In the past, the typical brokerage would charge an options trader a ticket charge (minimum) per trade PLUS a fee per options contract. While this is still a widespread practice, most if not all brokers offer commissions based on a per option charge only. If you are paying a ticket charge, you should call your broker immediately and change to per option only.

Paying over $1 per option is too high. 

Tastyworks offers a commission structure where you only pay to put on a trade and not to close it out, which can save you even more money over time.

Robinhood is an online broker offering no commissions to trade. Their trading platform is terrible. You need to spend some time learning it, but you can trade and not pay any commissions to do so.

As of this writing, I opened an account and funded it with $100 and am making trades. The bottom line is that commissions should no longer be a hurdle in getting started trading since there is no cost to overcome if you use a broker like Robinhood.

Strike Widths

One of the basic strategies options traders learn and begin with is credit spreads. These are high probability trades that are out of the money. 

When I first started trading spreads, the strikes were 5 points apart. This meant that I would need $500 per trade minus my credit to trade one spread. Even in a $5000 account, you can't trade many of these every month as each trade would take up 10% of the account value. 

Today there are many stocks with strike widths of 2.50, 1.00, and even .50. The margin needed for an options spread with 0.50 strike separation is $50 minus the credit you received. You can see how this would make trading and risk much easier when you are going into a trade with $50 vs. $500. It is a huge advantage for traders today.

Weekly Options

When I started trading back around 2000, I could only trade options that expired every 30 days. This limited the amount of turnover or trades I could make. You can open and close trades within that period as much as you want, but it does limit the choices you have. 

Today, a large percentage of stocks and indexes have weekly options that provide more bang for the buck in the shorter expirations due to how Theta decays. If you don’t like one option contract that is expiring soon, you can look to the next weekly out in time or the next.
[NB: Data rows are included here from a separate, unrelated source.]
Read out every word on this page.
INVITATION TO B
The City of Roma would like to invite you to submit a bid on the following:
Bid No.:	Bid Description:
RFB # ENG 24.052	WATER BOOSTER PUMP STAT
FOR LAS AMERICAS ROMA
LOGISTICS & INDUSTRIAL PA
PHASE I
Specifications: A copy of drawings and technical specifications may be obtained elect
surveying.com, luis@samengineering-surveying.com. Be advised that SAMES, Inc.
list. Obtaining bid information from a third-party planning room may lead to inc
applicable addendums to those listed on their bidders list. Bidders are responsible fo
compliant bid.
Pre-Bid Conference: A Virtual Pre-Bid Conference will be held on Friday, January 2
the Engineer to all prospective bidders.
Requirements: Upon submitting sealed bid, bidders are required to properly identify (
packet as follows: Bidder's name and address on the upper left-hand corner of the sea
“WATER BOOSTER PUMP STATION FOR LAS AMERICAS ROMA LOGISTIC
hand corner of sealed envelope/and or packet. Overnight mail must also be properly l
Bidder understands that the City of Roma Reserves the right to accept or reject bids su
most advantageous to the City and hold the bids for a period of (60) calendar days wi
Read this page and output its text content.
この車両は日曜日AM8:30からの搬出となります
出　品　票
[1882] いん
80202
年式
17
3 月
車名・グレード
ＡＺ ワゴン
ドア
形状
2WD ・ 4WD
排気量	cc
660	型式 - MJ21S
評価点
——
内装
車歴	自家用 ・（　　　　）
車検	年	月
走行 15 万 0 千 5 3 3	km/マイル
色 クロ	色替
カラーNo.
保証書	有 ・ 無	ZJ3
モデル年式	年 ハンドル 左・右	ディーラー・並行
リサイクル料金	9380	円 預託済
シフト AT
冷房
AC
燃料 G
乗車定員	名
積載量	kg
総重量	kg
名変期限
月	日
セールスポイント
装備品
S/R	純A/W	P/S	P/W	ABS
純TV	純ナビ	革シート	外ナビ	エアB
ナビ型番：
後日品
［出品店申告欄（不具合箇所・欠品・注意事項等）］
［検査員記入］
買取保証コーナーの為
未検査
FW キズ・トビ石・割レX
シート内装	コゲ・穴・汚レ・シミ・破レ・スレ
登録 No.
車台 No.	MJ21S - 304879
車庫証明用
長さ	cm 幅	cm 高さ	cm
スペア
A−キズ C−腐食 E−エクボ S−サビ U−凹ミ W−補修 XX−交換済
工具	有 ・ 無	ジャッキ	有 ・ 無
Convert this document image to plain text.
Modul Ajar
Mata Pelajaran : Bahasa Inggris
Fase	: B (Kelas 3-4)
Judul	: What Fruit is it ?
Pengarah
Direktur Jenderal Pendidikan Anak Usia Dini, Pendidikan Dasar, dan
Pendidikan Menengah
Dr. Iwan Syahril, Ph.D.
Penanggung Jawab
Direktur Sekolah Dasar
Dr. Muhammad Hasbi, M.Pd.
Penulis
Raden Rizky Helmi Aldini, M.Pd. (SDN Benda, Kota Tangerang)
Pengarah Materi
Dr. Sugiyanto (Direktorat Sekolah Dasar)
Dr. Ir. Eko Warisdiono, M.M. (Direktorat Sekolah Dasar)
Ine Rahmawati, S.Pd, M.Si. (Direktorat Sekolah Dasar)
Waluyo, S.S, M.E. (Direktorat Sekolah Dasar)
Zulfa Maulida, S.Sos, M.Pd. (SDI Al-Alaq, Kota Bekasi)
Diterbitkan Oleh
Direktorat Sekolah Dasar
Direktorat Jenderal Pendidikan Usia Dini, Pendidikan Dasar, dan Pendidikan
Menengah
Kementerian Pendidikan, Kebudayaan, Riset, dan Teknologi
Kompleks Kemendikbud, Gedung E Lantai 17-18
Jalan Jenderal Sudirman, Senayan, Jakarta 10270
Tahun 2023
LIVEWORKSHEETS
The choices are much bigger today providing opportunities that just didn’t exist with only monthly expirations.

Putting is all together – A comparison of two spreads

The old: Commission of $6.95 per trade plus $1.50 per option.

  •  5 dollar WIDE SPREAD WOULD COST $13.90 + $6 = $19.90 to enter and exit a trade plus $500 of margin. The cost alone is 4% of the margin that would have to be over come by profits.
    The new: Zero Commissions
  • $1 dollar WIDE SPREAD would require just $100 to trade minus your credit. That’s it!

One typically overlooked advantage of small width spreads is that the ROI tends to be better the smaller the width is versus trading wider spreads. This isn’t always the case but typically holds true and is worth investigating.